Caisse de résonance médiatique, le festival est « un attrape-tout qui mêle glamour et avant-garde, selon Michel Ciment, critique de cinéma et directeur de la publication de la revue Positif. Ce n’est donc pas étonnant que la politique s’y retrouve. »
Dans les années 1950, Cannes s'autonomise Pour Jean Ollé-Laprune, historien du cinéma (1), la politique est inscrite dans le code génétique de la manifestation : « Avant la Seconde Guerre mondiale, le plus grand festival du 7e art était celui de Venise. Mais en 1938, la Mostra récompensait deux films de propagande :
Les Dieux du stade de Leni Riefenstal et
Luciano Serra, pilote de Goffredo Alessandrini.
Les autorités françaises décident alors de créer le Festival de Cannes dont la première édition aura lieu en 1946.
Jusque dans les années 1950, c’est le Quai d’Orsay qui l’organisait. Chaque pays avait un droit de veto sur la sélection s’il s’estimait offensé par un film.
Nuit et brouillard était rejeté en 1955, à la suite de pressions d’Allemagne de l’Ouest. »

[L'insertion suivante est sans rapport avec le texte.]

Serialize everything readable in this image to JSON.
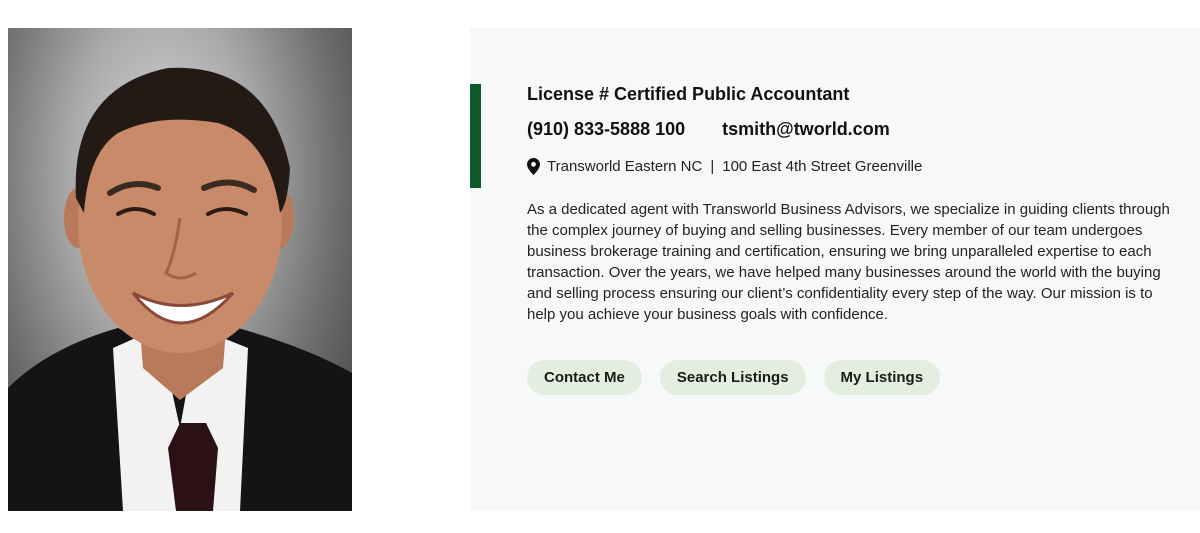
{
  "agent": {
    "license": "License # Certified Public Accountant",
    "phone": "(910) 833-5888 100",
    "email": "tsmith@tworld.com",
    "office": "Transworld Eastern NC",
    "separator": "|",
    "address": "100 East 4th Street Greenville",
    "bio": "As a dedicated agent with Transworld Business Advisors, we specialize in guiding clients through the complex journey of buying and selling businesses. Every member of our team undergoes business brokerage training and certification, ensuring we bring unparalleled expertise to each transaction. Over the years, we have helped many businesses around the world with the buying and selling process ensuring our client’s confidentiality every step of the way. Our mission is to help you achieve your business goals with confidence."
  },
  "buttons": {
    "contact": "Contact Me",
    "search": "Search Listings",
    "my_listings": "My Listings"
  },
  "icons": {
    "location": "map-pin-icon"
  },
  "colors": {
    "accent": "#0f5a2b",
    "button_bg": "#e4eee0",
    "panel_bg": "#f7f9f9"
  }
}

Petit à petit, Cannes a pris son indépendance, devenant maître de sa sélection. « Cette tradition d’associer le cinéma à la chose politique est liée à l’autonomie croissante qu’acquiert le festival », observe l’historien. Les événements de Mai 68 constituent l’une des étapes de cette politisation. Des étudiants et réalisateurs solidaires du mouvement parisien s’accrochent au rideau pour empêcher la projection de
Peppermint frappé de Carlos Saura.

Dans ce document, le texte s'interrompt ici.